Result of the Simulation
Look at the graph in the video. The green line is my physical foot pressing the pedal. The red dashed line is what the PLC is actually allowing the engine to do. When I switch back and forth between Eco and Sport mode mid-throttle, you can instantly see the SoftPLC intervening, perfectly clamping the engine power at 50% despite my foot being pinned to the floor.
The Final Architecture (How it actually works)
To build this, I connected physical hardware to virtual processing using standard industrial protocols:
• The Input (Hardware): A Thrustmaster T80 USB Racing Wheel.
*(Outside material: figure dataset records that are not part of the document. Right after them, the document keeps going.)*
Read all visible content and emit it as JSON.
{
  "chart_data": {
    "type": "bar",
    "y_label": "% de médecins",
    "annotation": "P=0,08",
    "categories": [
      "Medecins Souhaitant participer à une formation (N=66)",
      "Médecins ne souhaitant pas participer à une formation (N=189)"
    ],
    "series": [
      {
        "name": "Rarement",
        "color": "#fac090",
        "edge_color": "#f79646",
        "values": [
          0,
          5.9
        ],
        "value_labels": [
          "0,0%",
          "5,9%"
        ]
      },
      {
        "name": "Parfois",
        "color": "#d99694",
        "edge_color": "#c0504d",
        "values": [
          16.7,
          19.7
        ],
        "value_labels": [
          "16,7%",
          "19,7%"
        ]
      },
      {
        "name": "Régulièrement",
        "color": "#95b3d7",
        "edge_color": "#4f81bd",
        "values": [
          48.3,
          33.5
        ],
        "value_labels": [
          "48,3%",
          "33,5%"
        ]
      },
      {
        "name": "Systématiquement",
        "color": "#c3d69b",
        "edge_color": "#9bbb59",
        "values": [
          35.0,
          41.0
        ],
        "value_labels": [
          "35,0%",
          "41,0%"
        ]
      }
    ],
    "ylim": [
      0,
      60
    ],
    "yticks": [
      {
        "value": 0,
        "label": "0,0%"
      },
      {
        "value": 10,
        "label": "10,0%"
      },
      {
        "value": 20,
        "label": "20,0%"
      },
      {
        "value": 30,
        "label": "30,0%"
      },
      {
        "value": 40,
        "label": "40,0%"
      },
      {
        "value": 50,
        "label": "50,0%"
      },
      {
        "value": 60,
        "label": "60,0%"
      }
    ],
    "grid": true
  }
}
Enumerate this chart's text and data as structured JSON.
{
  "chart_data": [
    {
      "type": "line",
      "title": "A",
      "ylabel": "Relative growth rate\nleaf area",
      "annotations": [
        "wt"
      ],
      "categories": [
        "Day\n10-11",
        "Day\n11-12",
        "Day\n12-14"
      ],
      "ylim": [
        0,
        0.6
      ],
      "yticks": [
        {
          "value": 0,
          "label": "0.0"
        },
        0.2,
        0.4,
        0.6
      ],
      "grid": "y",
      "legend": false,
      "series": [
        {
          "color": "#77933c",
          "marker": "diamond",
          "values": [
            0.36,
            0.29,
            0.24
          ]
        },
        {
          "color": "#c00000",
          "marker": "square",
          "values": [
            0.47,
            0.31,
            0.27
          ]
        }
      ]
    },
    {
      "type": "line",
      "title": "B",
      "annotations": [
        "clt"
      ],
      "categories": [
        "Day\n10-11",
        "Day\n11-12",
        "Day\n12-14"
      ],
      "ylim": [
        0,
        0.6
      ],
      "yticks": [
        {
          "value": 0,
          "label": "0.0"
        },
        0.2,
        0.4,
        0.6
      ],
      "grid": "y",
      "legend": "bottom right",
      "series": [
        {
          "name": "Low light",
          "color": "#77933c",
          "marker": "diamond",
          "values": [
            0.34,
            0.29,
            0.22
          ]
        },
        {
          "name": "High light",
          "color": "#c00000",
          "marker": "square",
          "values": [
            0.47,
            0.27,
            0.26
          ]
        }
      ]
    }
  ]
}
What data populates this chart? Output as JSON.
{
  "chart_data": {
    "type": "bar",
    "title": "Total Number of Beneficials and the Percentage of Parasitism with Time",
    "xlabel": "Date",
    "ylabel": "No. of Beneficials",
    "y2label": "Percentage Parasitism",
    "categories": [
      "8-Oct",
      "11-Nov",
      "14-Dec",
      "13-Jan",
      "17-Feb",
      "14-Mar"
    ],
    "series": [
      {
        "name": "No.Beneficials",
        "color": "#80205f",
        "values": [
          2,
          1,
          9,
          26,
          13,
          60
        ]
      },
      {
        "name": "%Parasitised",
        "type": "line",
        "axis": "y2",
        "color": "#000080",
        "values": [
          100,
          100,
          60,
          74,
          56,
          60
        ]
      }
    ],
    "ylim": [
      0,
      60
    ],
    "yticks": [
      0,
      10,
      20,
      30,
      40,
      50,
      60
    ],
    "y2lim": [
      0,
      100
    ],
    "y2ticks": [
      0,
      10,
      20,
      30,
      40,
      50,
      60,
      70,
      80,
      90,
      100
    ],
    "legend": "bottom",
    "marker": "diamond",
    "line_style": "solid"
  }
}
• The Bridge (Python): Reads the USB hardware via pygame, cleans the signal math, and serializes the state using pymodbus.
• The Controller (CODESYS): Evaluates the throttle and mode data, executes the engine mapping logic in Structured Text, and commands the final torque output.
The Result: A fully functional, bidirectional HIL testbench processing physical driver inputs and PLC overrides with <50ms latency.